Sundered is a hard topic for me to talk about, as it is one of the bare minimum of what I would recommend for people to play. The concept of the game is one of a great premise that wasn’t fully tested and realized over time. That being said, the game is absolutely gorgeous. Every animation is hand drawn, along with every background, enemy and set piece. It’s by far in my top 5 of most visually impressive games I’ve ever played. The problem, however lies with the rest of the game.

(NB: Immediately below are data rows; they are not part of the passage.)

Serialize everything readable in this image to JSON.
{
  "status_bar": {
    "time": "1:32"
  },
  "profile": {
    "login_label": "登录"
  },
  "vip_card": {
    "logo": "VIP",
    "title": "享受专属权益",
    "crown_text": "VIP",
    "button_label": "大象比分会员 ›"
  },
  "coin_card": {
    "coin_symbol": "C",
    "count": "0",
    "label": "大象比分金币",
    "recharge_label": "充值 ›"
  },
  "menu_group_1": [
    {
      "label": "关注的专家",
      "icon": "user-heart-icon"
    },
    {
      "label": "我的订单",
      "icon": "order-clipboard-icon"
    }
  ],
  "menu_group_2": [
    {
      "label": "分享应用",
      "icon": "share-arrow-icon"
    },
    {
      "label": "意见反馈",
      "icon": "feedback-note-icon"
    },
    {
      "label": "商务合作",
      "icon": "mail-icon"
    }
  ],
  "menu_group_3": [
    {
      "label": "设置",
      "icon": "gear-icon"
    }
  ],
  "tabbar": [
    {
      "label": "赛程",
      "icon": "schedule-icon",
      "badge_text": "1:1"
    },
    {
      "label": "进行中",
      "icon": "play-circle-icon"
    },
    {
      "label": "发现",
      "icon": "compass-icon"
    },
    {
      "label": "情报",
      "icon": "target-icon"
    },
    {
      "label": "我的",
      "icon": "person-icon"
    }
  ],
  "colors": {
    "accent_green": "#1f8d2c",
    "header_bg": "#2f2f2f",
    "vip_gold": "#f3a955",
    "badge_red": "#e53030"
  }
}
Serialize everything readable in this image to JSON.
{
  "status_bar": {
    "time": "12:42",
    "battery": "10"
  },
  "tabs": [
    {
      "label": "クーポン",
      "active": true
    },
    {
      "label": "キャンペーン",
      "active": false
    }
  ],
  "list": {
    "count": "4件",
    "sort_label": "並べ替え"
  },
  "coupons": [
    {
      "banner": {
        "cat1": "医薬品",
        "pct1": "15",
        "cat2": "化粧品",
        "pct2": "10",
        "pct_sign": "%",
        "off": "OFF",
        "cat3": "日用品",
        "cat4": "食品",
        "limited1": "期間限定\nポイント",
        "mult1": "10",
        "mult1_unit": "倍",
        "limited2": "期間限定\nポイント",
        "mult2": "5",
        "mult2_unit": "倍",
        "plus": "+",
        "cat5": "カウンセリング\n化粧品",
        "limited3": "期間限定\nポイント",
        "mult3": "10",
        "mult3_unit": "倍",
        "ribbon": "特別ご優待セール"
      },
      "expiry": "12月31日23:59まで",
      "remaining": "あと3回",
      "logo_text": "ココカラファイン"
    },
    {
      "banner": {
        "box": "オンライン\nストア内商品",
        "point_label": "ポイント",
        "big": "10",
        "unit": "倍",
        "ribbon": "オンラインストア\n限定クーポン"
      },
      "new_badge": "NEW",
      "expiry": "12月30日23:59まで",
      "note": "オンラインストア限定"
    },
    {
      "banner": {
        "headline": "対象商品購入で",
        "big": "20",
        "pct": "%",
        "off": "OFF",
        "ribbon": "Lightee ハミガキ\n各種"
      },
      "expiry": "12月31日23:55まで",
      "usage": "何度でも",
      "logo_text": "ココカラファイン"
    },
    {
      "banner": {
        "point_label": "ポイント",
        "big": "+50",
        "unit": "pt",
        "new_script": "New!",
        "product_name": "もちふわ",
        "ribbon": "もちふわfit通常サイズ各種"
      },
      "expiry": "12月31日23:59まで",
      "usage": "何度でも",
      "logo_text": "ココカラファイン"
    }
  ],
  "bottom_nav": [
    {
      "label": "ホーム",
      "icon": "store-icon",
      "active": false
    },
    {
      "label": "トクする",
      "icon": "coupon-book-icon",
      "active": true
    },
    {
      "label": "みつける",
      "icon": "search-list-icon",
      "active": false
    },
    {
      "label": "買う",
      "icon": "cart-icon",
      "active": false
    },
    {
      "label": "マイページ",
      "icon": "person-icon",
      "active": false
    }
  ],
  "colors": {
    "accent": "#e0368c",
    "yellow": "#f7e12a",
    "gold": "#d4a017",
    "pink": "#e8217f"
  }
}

The game follows the premise of a normal roguelike metroidvania style game, performing platforming and completing areas and bosses to unlock new moves and abilities to open up more of the map. The first issue that pops up is what the game touts as one of its features; randomly generated maps and areas. This is fine in function, as it ups replayability. The issue is many areas end up as boring large corridors. Map design is an important part of its appeal, and tinkering with it is a dangerous topic.
The story is confusing, only told through a couple setpieces where you enter this weird techno-zone where a crystal talks to you about eldritch powers and what happened. It’s really confusing and doesn’t really add to it.
Combat is very fast and brutal. Your character has a very fast attack animation that after a couple attacks can fire off a powerful multi-hit attack. Almost every attack is a fast, 1-frame attack that make combat finish quickly. This is needed, as the game’s next issue pops up. The game randomly spawns enemies for you to fight, alerted to you by a siren. This is fine in nature, but the game absolutely swarms you with enemies that will chase you to the ends of the earth. It’s only once you make it to bosses that the game truly flows properly and make the game a cohesive fight.
In the end, the game needed more polish before leaving development, this is most likely due to budget and time constraints as a indie developer, but there is a genuinely good game hiding underneath this.